John Anchor, professor of international strategy at the University of Huddersfield, is reading Slavery in Yorkshire: Richard Oastler and the Campaign against Child Labour in the Industrial Revolution (edited by John A. Hargreaves and E. A. Hilary Haigh, University of Huddersfield Press, 2012). “The focus of this collection is the campaign by Richard Oastler (1789-1861) in the mill towns of what is now West Yorkshire. His Evangelical Anglican affiliation – the same as that of the better-known William Wilberforce – was pre-dated by a strong influence from the Methodist movement in North Yorkshire from where his family came. It was a moral imperative, not a political one, that led him to campaign for a 10-hour working day: his paternalistic Toryism arose from his religious convictions. As such noblesse oblige has gone out of fashion as a political philosophy, it is interesting to read about the time when it was at its most influential.”

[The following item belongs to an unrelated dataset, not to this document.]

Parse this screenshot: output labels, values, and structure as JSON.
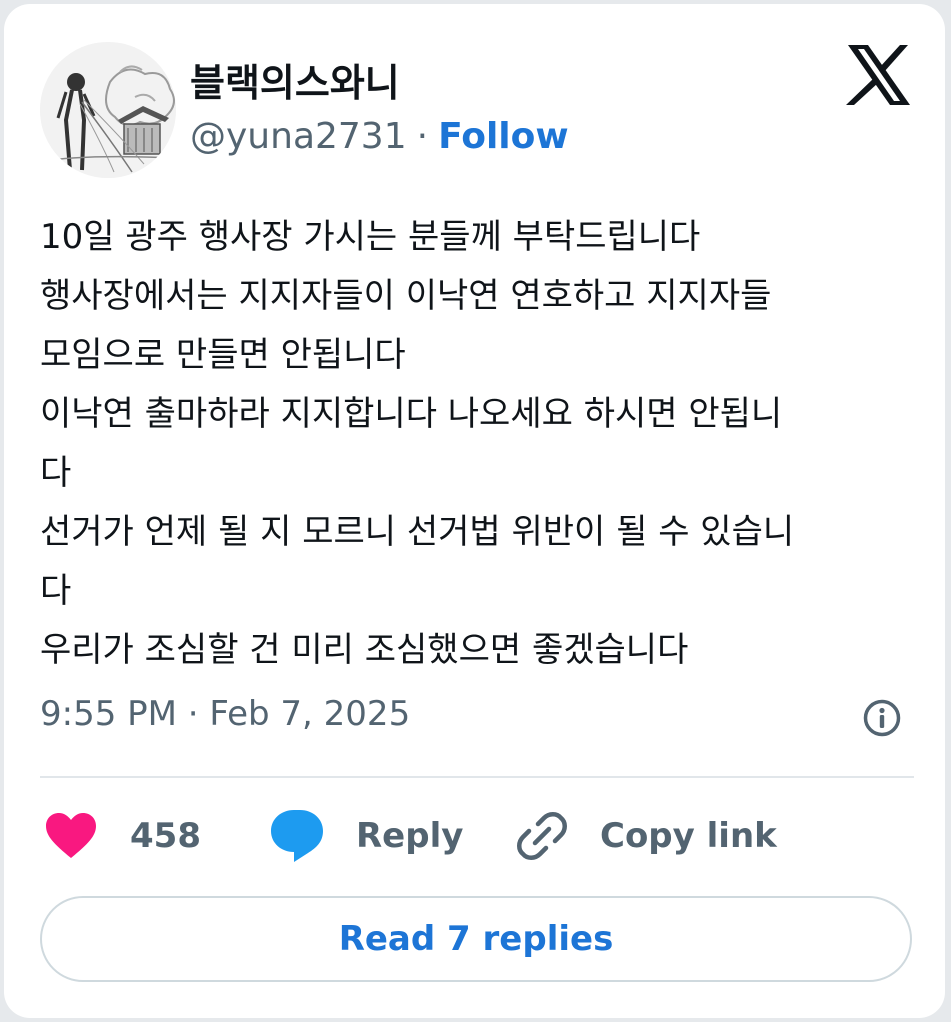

R. C. Richardson, emeritus professor of history at the University of Winchester, is reading Mark Kurlansky’s Salt: A World History (Vintage, 2003). “In this wide-ranging and informative book is probably everything that needs to be known on the subject. Part historical, part geographical, part cultural, part political, part economic and social, part culinary, Kurlansky’s survey extends back to prehistoric times. Chemistry and advances in engineering are drawn into the discussion of solar and vacuum evaporation, boiling and rock salt mining. The salty origins of common words such as ‘salary’, ‘salad’ and ‘salami’ are rehearsed. Resistance to hated salt taxes in pre-revolutionary France and imperial India is examined. Rather strikingly, the American War of Independence is depicted as a salt war. All very fascinating but often ill-digested and indigestible. English readers will be surprised by Kurlansky’s locating of Liverpool in the Midlands and by his belief that Cheshire cheese is hard.”